Austin – Six months have elapsed between the U.S. and British releases of Wanted on Voyage, George Ezra’s debut record on Columbia, so that the U.S. release could be synchronized with Ezra’s breakout radio hit, “Budapest,” and his first North American tour. (Ed., Best New Bands spoke with Ezra recently; our interview will be published shortly.)
Chances are you’ve already heard some, maybe even a lot, of the material on Wanted on Voyage. Besides the timing, one third of these songs have appeared on Ezra’s earlier releases, 2013’s Did You Hear the Rain? and last year’s Cassy O’.
As some of the best tracks on Ezra’s first two releases, you could do worse for “filler material.” Especially “Budapest”, Ezra’s song originally included on Did You Hear the Rain?, already #1 at Triple A radio and starting to conquer other formats. The plucky, melodic blues croon probably reigns as Ezra’s best song, and its inclusion here is smart from a promotional standpoint, even if it raises questions about his readiness to put out an album.

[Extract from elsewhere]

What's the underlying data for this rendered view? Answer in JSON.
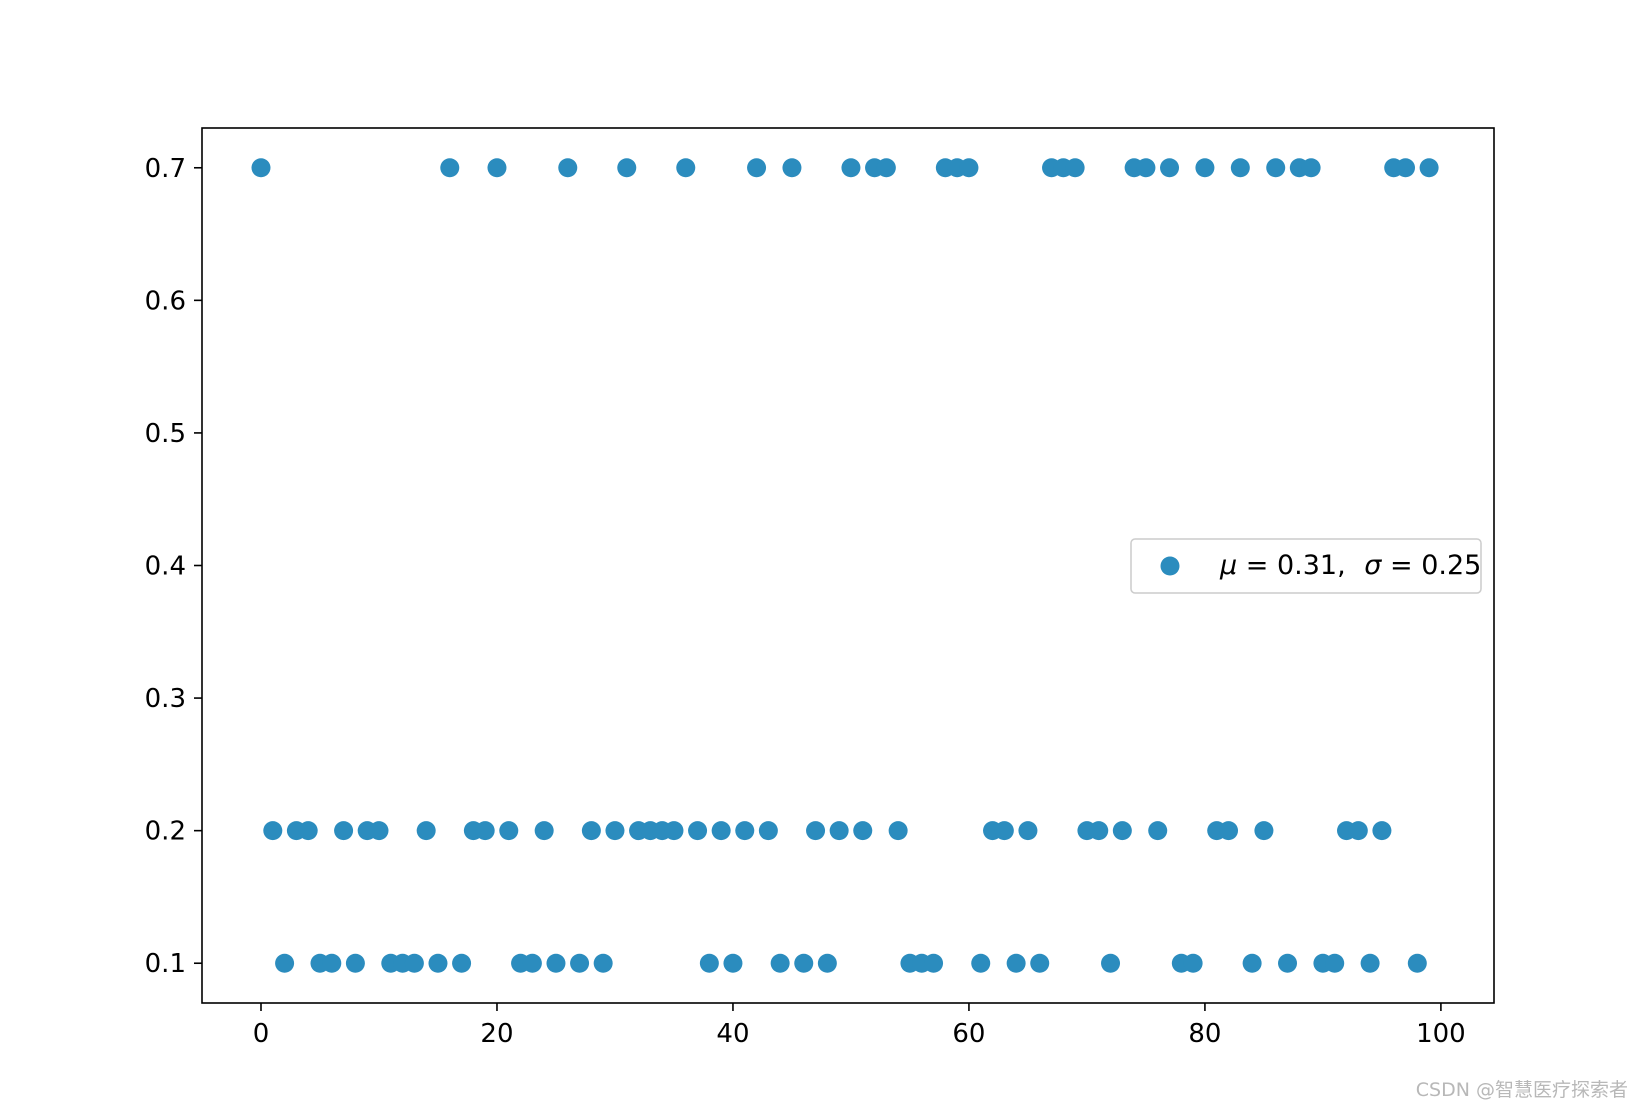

So with just eight tracks’ worth of new material, what kind of impression does Wanted on Voyage leave? A pretty good one, overall. The bluesy songwriting that won him a record deal is present in this limited sample. Besides two singles-worthy cuts, devoted listeners will find a favorite song in the rest of the album. Moreover, Ezra grows into the space provided, showing the flexibility and range necessary to put together an album’s worth of material. That he didn’t do it this time around winds up only a venial sin.
“Listen to the Man” isn’t my favorite George Ezra song, but it is an example of Ezra’s sustained ability to do what he does best: making a blues touch at home on a song where it shouldn’t be. In this case, a quintessentially modern bedroom love song, a hybrid carried by 12-bar strum barely accompanied by what might be a toy piano way in the background, and lyrics that start with “I feel your head resting heavy on your single bed.”
If I did have to pick a favorite it would be “Stand by Your Gun.” Cribbing afro-pop secondhand from Vampire Weekend, “Stand by Your Gun” presents a surprisingly jammy minor key love song, something I think Ezra didn’t quite pull off with “Did You Hear the Rain.”
Encouraging as it is to hear Ezra continuing to make good on the promise of his earlier material, there are places where he seems to stand still—the title of “Barcelona” telegraphs an intent to repeat the success of “Budapest,” but it only half-commits to that blueprint. The key and affect diverge, but the same arrangement of melodic guitar and soft kick drum accent is telling a similarly romantic tale. To be clear, it’s hardly the same song: but it lacks the pretty ambiguity that made “Budapest” a success.
In our own interview, George Ezra has called himself relaxed, and described an approach to songwriting that doesn’t force things, that lets ideas develop at their own pace. Comfortable un-hurried doesn’t just characterize most of the songs on Wanted on Voyage, but Ezra himself. As a reviewer and a professional watcher-of-music you want to see a debut album that comes out swinging, but this feels like exactly the record Ezra wanted to make, and a record that will be loved by the people who will be drawn to his music.